The quality of writing is also superb - Marco's love for his lost wife aches from the pages, as does his crushing isolation from society. Yet when the action kicks in, it is very exciting and frenetic - if the personal moments ache, then in these moments the action leaps off the page. Most of all, I was impressed by the very real danger that the zombies pose. In a lot of zombie fiction, the zombies are incidental to the story, or pose little actual threat - merely inconveniences or cannon fodder for the main characters. Yet in The Return Man, the zombies are imbued with great menace - Marco frets over whether to use a gun to take down his 'target', as a gunshot would alert masses of nearby zombies. His mind races as he looks for what might go wrong, where his possible escape routes are. The weighing up of risk against reward is one of the book's strongest features - Henry Marco is, above all, about surviving. In our highly-developed society, it is easy to forget how difficult this can be in a more primitive and oppressive environment. When the characters are in situations where they are swarmed or might be swarmed by zombies, an element of panic and tension is palpable. "These corpses have a way of... outwitting you. Maybe because we overthink, and they just go on instinct," Marco warns his companion, Wu, on page 146. The reader is also treated to some rich detail; Wu, for example, does not just have green eyes, but "Green, the colour of legend. It was the hereditary mark of Crassus's lost Roman legion, soldiers who'd disappeared in Gansu two thousand years ago; they were rumoured to have wandered China as mercenaries, fathering exotic new bloodlines as they went. Surely young Wu had soldier-blood in his heart, pounding like cannon-fire..." (pg. 209).
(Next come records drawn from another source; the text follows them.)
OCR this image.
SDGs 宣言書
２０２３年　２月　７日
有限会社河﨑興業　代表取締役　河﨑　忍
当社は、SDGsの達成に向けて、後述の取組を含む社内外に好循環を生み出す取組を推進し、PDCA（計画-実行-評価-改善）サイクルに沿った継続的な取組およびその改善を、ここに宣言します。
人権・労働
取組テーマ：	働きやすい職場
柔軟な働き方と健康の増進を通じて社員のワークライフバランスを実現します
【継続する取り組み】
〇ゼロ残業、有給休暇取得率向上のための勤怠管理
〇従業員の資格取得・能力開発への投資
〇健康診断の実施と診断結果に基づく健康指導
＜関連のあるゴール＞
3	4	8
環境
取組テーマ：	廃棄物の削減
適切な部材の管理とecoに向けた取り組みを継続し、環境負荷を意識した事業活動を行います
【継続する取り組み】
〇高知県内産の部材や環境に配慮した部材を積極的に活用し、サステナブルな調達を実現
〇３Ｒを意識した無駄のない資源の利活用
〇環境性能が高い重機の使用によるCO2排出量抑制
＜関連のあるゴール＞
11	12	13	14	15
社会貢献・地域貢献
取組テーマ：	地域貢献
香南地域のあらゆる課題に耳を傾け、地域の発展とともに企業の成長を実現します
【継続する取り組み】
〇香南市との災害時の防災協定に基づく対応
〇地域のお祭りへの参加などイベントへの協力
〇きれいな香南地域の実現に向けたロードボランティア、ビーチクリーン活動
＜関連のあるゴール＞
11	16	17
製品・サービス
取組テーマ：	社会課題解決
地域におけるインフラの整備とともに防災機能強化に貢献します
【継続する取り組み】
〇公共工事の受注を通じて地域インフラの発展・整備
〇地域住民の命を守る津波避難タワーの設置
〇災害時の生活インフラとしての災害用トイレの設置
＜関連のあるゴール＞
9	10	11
In essence, the strength of The Return Man is its measured approach; the balance Zito brings is similar to that of an experienced writer, not a first-time author. The narrative knows when to slow down and when to speed up, the characterisation knows when to lean closer and when to stand off, and the plot knows when to reveal and when to conceal. It is a finely-attuned book and a fantastic example of what this genre has to offer. I have read, and will continue to read, much zombie fiction, but The Return Man stands as one of the best.